Biologically important Rad27/Fen1 polymorphisms and relevance to natural populations.

This study has identified changes in Rad27/Fen1 properties that affect its biological function in DNA replication, repair, and mutation avoidance. Natural polymorphisms that cause subtle alterations of such properties could accumulate in a population, but our results show that combining subtle defects can lead to severe functional consequences. The effects of subtle but potentially deleterious polymorphisms in human Fen1 could be assessed rapidly by characterizing yeast strains with mutations in Rad27 at homologous positions in the sensitized genetic backgrounds identified in the current study. For example, new alleles with slight deficiencies in nuclease activity could be identified by their strong inhibition of yeast growth when overexpressed in rad51 strains. These alleles represent a class of polymorphisms that could be dangerous even when heterozygous. Similarly, assays could be developed that use strains sensitized by rad51 and pol3-01 to identify natural polymorphisms that reduce PCNA binding of Fen1/Rad27. It would be difficult to screen for this genotype without exploiting the effect of combining alleles, but such polymorphisms could be readily identified by their increased MMS sensitivity in a rad51 strain. Although pol3-01 is lethal in combination with rad27-p, we hypothesize that there are rad27 mutants with partial PCNA binding that can survive in a pol3-01 background. Such double mutants might accumulate unprocessed flaps (Fig. 5 and related discussion). As with rad27-Δ, this could lead to genetic instability and could be used for detection of polymorphisms altering PCNA binding. In particular, long unremoved flaps could increase the likelihood of expansion in trinucleotide repeats or other at-risk motifs where flaps might form Fen1-resistant secondary structures (11).
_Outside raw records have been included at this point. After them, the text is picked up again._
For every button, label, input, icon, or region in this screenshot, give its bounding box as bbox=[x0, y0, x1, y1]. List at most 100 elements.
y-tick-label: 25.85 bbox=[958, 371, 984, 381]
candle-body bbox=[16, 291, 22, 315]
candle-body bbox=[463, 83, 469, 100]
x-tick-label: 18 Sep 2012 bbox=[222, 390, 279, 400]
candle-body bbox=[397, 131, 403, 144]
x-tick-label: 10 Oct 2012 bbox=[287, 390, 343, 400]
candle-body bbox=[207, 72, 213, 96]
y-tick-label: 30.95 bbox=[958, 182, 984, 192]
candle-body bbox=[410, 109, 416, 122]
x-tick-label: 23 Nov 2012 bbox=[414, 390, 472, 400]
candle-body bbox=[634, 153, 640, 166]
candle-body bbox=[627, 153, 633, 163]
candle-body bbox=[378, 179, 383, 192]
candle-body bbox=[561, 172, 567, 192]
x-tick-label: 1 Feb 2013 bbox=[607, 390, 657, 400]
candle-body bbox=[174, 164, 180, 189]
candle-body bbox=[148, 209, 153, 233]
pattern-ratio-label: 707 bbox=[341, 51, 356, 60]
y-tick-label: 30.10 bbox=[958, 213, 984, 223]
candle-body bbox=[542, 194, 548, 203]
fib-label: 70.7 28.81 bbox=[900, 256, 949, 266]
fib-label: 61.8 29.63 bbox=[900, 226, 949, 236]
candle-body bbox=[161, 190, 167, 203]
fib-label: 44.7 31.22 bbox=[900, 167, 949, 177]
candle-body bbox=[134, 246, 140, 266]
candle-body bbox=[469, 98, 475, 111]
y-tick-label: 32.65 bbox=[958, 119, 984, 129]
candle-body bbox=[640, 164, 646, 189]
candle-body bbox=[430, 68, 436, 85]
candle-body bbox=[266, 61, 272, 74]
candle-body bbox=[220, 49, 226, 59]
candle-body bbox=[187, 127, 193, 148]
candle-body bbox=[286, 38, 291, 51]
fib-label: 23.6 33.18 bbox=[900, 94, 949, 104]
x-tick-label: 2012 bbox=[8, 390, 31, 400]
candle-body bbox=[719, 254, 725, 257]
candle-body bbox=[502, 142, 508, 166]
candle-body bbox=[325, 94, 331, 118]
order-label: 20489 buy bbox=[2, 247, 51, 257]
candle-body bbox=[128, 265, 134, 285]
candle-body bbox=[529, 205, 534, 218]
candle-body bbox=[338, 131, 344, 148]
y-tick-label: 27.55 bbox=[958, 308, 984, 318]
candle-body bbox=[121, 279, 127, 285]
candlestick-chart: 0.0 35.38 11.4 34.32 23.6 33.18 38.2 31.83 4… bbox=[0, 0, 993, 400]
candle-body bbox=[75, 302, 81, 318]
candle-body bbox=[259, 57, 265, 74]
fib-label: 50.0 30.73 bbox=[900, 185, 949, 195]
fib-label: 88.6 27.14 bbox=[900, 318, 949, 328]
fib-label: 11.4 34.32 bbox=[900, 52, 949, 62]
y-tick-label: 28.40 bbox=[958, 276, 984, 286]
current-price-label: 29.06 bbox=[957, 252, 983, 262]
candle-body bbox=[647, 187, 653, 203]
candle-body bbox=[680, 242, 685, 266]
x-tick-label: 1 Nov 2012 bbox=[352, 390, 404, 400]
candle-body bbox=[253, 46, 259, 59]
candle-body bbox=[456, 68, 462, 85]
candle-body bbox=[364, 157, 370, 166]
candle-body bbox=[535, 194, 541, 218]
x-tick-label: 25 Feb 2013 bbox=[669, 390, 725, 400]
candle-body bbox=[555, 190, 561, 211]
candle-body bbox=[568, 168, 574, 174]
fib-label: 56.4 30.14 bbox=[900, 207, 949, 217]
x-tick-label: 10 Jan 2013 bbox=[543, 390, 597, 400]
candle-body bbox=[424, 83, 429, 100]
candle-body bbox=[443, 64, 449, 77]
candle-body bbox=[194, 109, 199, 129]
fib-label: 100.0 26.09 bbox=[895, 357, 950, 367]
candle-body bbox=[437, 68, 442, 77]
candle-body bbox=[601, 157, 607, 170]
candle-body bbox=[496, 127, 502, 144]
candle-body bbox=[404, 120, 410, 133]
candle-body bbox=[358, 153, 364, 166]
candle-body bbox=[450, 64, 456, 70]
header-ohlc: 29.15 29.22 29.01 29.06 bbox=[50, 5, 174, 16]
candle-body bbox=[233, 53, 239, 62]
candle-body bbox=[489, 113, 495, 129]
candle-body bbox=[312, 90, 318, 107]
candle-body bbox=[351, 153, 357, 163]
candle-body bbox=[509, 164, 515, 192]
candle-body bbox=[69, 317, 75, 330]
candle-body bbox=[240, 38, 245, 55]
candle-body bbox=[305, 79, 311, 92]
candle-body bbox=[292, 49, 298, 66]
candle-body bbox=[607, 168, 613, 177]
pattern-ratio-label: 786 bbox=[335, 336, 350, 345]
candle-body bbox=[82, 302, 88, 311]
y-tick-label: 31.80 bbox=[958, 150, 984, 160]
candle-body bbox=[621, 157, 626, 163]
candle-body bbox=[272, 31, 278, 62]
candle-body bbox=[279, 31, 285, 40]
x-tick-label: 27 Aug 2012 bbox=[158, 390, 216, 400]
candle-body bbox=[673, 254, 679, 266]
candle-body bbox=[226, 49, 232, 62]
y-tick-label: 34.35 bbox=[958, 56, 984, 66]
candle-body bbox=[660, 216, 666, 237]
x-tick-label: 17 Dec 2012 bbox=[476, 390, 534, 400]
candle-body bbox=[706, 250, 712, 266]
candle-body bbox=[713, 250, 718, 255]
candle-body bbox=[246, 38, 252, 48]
Our results suggest that natural, well-tolerated polymorphisms might have disastrous consequences when combined, which could have implications for genetically based diseases, differential responses to environmental stress, and pharmacogenetics. Understanding the potential effect of allelic variants in combination is a complex problem. Human genetic linkage studies are unlikely to reveal important interactions between alleles that have no effect when present alone. Instead, insight into this problem can come from experimental organisms in which specific mutations can be created that represent entire classes of polymorphisms. Studies in model systems can help to direct epidemiological studies to specific pairs of genes, such as Fen1 and Pol δ, where severe interactions between otherwise neutral polymorphisms are most likely to occur.